Reichert e Bognar não precisam se esforçar muito para pintar os chineses como tipos desumanizados, robotizados pelo pensamento industrial, em contraponto ao calor do americano do Centro-Oeste, que recebe o estrangeiro amigavelmente em almoços ao ar livre e sessões de tiro ao alvo. O registro sentimental, que se aproxima do paternalismo, evoca a forma como Michael Moore retratava os mesmos trabalhadores de colarinho azul nos seus primeiros documentários (inclusive Roger & Me, primeiro longa de Moore, tratava do fechamento de uma fábrica da mesma GM em Flint, na vizinha Michigan).

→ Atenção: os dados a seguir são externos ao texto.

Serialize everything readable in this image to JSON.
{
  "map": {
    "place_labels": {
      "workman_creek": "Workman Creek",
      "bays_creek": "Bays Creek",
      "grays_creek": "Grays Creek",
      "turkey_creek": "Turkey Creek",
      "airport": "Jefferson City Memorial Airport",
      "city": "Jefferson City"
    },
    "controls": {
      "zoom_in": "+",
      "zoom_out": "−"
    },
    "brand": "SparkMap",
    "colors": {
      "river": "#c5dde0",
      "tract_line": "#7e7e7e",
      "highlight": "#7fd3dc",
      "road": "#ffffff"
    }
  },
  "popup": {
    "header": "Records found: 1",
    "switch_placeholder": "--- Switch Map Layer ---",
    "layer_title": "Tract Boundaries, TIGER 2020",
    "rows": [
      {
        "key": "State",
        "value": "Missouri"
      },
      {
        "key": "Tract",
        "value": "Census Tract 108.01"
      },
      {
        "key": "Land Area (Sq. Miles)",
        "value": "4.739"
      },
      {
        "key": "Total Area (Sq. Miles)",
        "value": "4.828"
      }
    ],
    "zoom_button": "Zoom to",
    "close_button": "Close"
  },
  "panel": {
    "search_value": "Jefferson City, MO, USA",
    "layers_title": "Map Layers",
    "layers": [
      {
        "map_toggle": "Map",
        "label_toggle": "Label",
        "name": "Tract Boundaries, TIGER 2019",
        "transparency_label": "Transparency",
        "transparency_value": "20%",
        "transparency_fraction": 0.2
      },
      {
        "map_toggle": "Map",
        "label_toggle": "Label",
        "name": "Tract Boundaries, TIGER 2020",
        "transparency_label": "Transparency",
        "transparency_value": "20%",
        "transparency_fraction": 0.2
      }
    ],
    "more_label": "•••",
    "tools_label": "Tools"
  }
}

Ao mesmo tempo em que se enfraquece nesse maniqueísmo (o ápice é a cena chorosa em que o criador de cavalos, símbolo da Terra dos Livres, diz que ainda considera o chinês calculista "seu irmão"), Indústria Americana não deixa de encontrar imagens-sínteses bem fortes para demarcar um estado melancólico das coisas e um mal-estar generalizado diante do capitalismo. Os arcos dos personagens são fechados de forma muito concisa e impactante, seja com um acidente de trabalho ou ou uma demissão sumária. Falando em síntese, não fica faltando nem uma menção ao "Make America Great Again".

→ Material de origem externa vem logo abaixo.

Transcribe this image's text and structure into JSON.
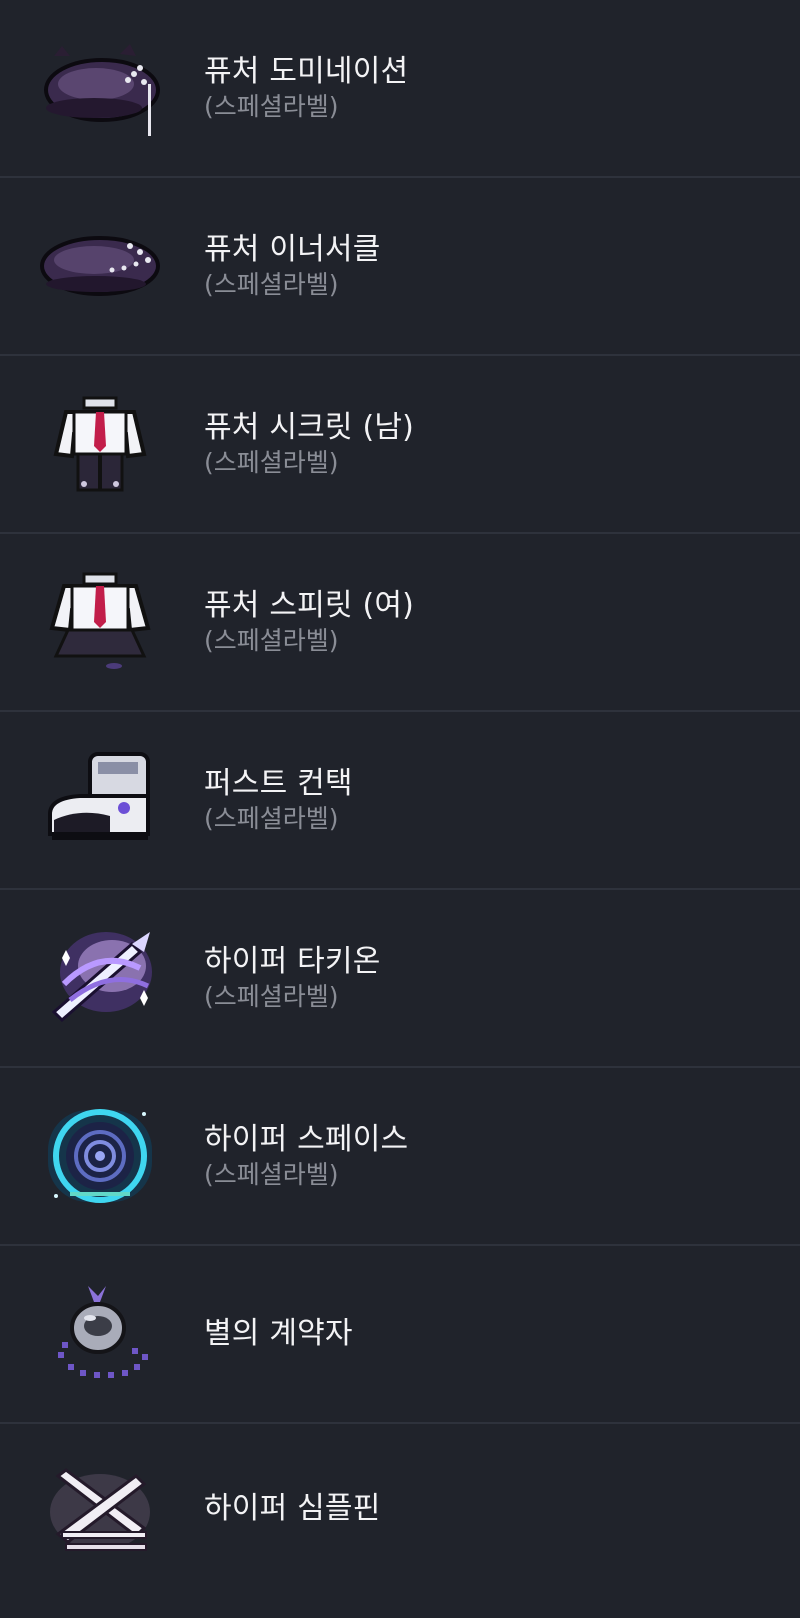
{
  "items": [
    {
      "name": "퓨처 도미네이션",
      "sub": "(스페셜라벨)",
      "icon": "beret-dark-chain-icon"
    },
    {
      "name": "퓨처 이너서클",
      "sub": "(스페셜라벨)",
      "icon": "beret-dark-icon"
    },
    {
      "name": "퓨처 시크릿 (남)",
      "sub": "(스페셜라벨)",
      "icon": "school-uniform-male-icon"
    },
    {
      "name": "퓨처 스피릿 (여)",
      "sub": "(스페셜라벨)",
      "icon": "school-uniform-female-icon"
    },
    {
      "name": "퍼스트 컨택",
      "sub": "(스페셜라벨)",
      "icon": "boots-icon"
    },
    {
      "name": "하이퍼 타키온",
      "sub": "(스페셜라벨)",
      "icon": "sword-galaxy-icon"
    },
    {
      "name": "하이퍼 스페이스",
      "sub": "(스페셜라벨)",
      "icon": "portal-ring-icon"
    },
    {
      "name": "별의 계약자",
      "sub": "",
      "icon": "pendant-stone-icon"
    },
    {
      "name": "하이퍼 심플핀",
      "sub": "",
      "icon": "hairpin-cross-icon"
    }
  ]
}
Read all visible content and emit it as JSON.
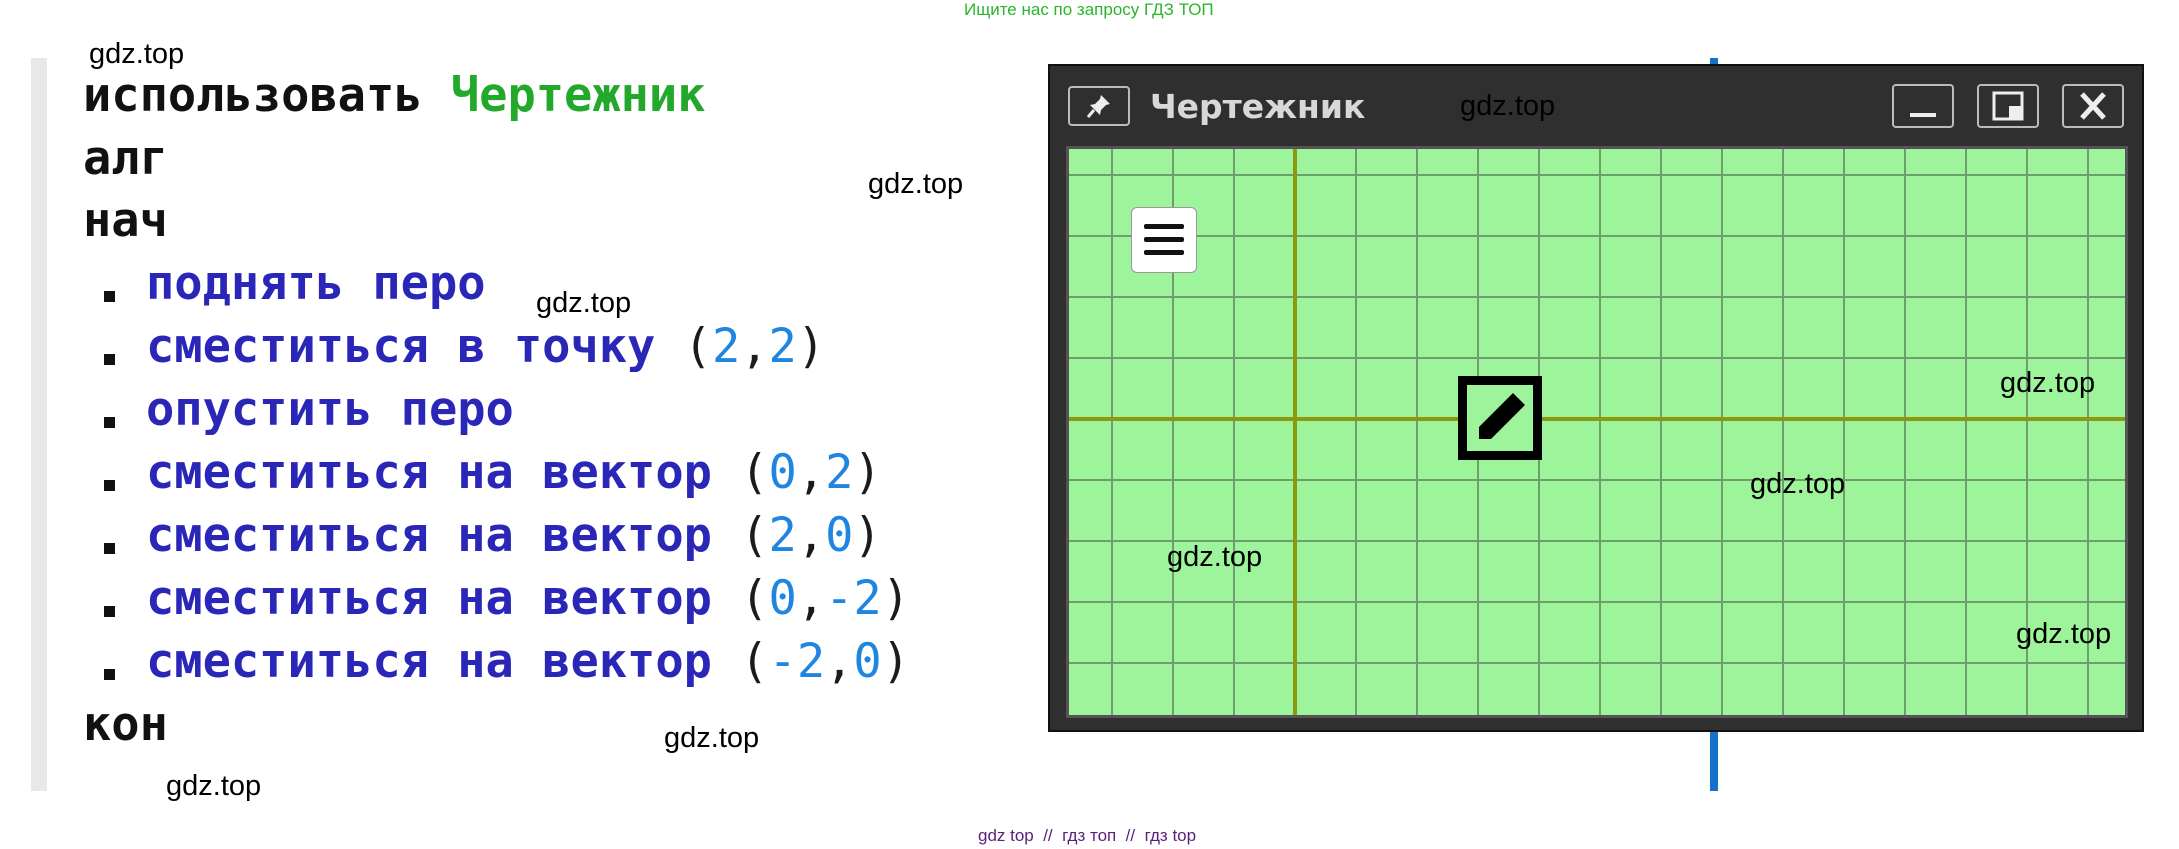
{
  "banner_top": "Ищите нас по запросу ГДЗ ТОП",
  "banner_bottom": "gdz top  //  гдз топ  //  гдз top",
  "watermark": "gdz.top",
  "program": {
    "use_kw": "использовать",
    "executor": "Чертежник",
    "alg_kw": "алг",
    "begin_kw": "нач",
    "end_kw": "кон",
    "commands": [
      {
        "text": "поднять перо",
        "open": "",
        "a": "",
        "sep": "",
        "b": "",
        "close": ""
      },
      {
        "text": "сместиться в точку ",
        "open": "(",
        "a": "2",
        "sep": ",",
        "b": "2",
        "close": ")"
      },
      {
        "text": "опустить перо",
        "open": "",
        "a": "",
        "sep": "",
        "b": "",
        "close": ""
      },
      {
        "text": "сместиться на вектор ",
        "open": "(",
        "a": "0",
        "sep": ",",
        "b": "2",
        "close": ")"
      },
      {
        "text": "сместиться на вектор ",
        "open": "(",
        "a": "2",
        "sep": ",",
        "b": "0",
        "close": ")"
      },
      {
        "text": "сместиться на вектор ",
        "open": "(",
        "a": "0",
        "sep": ",",
        "b": "-2",
        "close": ")"
      },
      {
        "text": "сместиться на вектор ",
        "open": "(",
        "a": "-2",
        "sep": ",",
        "b": "0",
        "close": ")"
      }
    ]
  },
  "window": {
    "title": "Чертежник",
    "pin_icon": "pin-icon",
    "buttons": [
      "minimize-icon",
      "restore-icon",
      "close-icon"
    ]
  },
  "colors": {
    "canvas": "#9ef49b",
    "grid": "#6e9e6c",
    "axis": "#8a9a10",
    "executor": "#22a82a",
    "command": "#2a27b8",
    "number": "#1e86e0"
  }
}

A música é, em boa medida, a grande responsável por fazer tão suavemente a costura entre as mudanças de humores que se vê em Indústria Americana. O trabalho do compositor Chad Cannon começa triunfante, quase marcial, na montagem de imagens quando somos apresentados à reativação da linha de montagem. Ao mudar um ou outro elemento de sopro, como a tuba, os temas de Cannon rapidamente migram para a pantomima, e o que há de tragicômico no choque cultural passa a reger o registro.

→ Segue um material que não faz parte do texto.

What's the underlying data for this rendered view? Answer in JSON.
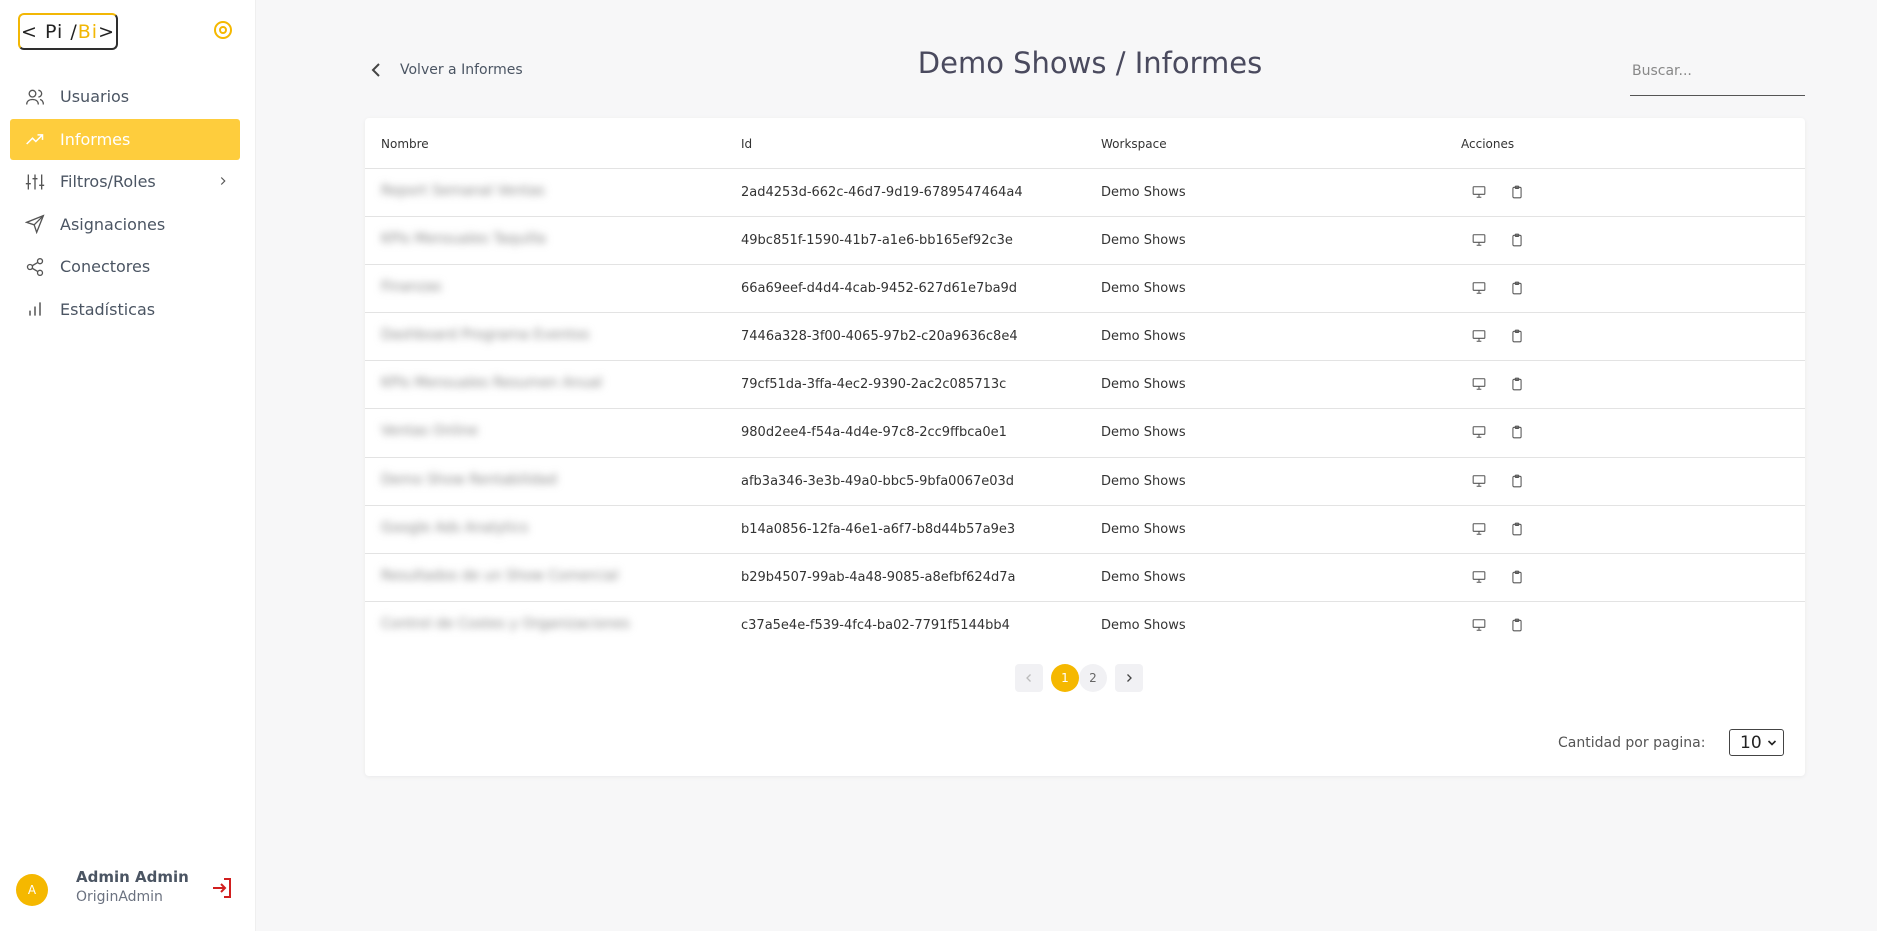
{
  "sidebar": {
    "logo": {
      "left": "< Pi / ",
      "bi": "Bi",
      "right": " >"
    },
    "items": [
      {
        "label": "Usuarios",
        "icon": "users-icon",
        "active": false
      },
      {
        "label": "Informes",
        "icon": "trending-up-icon",
        "active": true
      },
      {
        "label": "Filtros/Roles",
        "icon": "sliders-icon",
        "active": false,
        "has_chevron": true
      },
      {
        "label": "Asignaciones",
        "icon": "send-icon",
        "active": false
      },
      {
        "label": "Conectores",
        "icon": "share-icon",
        "active": false
      },
      {
        "label": "Estadísticas",
        "icon": "bar-chart-icon",
        "active": false
      }
    ],
    "user": {
      "initial": "A",
      "name": "Admin Admin",
      "role": "OriginAdmin"
    }
  },
  "header": {
    "back_label": "Volver a Informes",
    "title": "Demo Shows / Informes",
    "search_placeholder": "Buscar..."
  },
  "table": {
    "columns": [
      "Nombre",
      "Id",
      "Workspace",
      "Acciones"
    ],
    "rows": [
      {
        "name": "Report Semanal Ventas",
        "id": "2ad4253d-662c-46d7-9d19-6789547464a4",
        "workspace": "Demo Shows"
      },
      {
        "name": "KPIs Mensuales Taquilla",
        "id": "49bc851f-1590-41b7-a1e6-bb165ef92c3e",
        "workspace": "Demo Shows"
      },
      {
        "name": "Finanzas",
        "id": "66a69eef-d4d4-4cab-9452-627d61e7ba9d",
        "workspace": "Demo Shows"
      },
      {
        "name": "Dashboard Programa Eventos",
        "id": "7446a328-3f00-4065-97b2-c20a9636c8e4",
        "workspace": "Demo Shows"
      },
      {
        "name": "KPIs Mensuales Resumen Anual",
        "id": "79cf51da-3ffa-4ec2-9390-2ac2c085713c",
        "workspace": "Demo Shows"
      },
      {
        "name": "Ventas Online",
        "id": "980d2ee4-f54a-4d4e-97c8-2cc9ffbca0e1",
        "workspace": "Demo Shows"
      },
      {
        "name": "Demo Show Rentabilidad",
        "id": "afb3a346-3e3b-49a0-bbc5-9bfa0067e03d",
        "workspace": "Demo Shows"
      },
      {
        "name": "Google Ads Analytics",
        "id": "b14a0856-12fa-46e1-a6f7-b8d44b57a9e3",
        "workspace": "Demo Shows"
      },
      {
        "name": "Resultados de un Show Comercial",
        "id": "b29b4507-99ab-4a48-9085-a8efbf624d7a",
        "workspace": "Demo Shows"
      },
      {
        "name": "Control de Costes y Organizaciones",
        "id": "c37a5e4e-f539-4fc4-ba02-7791f5144bb4",
        "workspace": "Demo Shows"
      }
    ]
  },
  "pagination": {
    "pages": [
      "1",
      "2"
    ],
    "current": "1",
    "per_page_label": "Cantidad por pagina:",
    "per_page_value": "10"
  },
  "colors": {
    "accent": "#f5b800",
    "active_nav": "#fecd3d",
    "logout": "#d11f1f"
  }
}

Essa transição termina muito bem encaixada no documentário porque afinal o que temos aqui não é só uma inversão de papéis - quando o povo americano passa a ser ridicularizado pelo novo colonizador - mas principalmente um intercâmbio de valores, uma vez que toda a inspiração cafona dos chineses para seus eventos de firma e momentos motivacionais deriva de um senso ocidental de espetáculo. A cena do americano embriagado chorando, sem palavras, depois de ver pessoalmente na China um desses shows ocidentalizados, não poderia ser acompanhada por outro tema senão um sad trombone.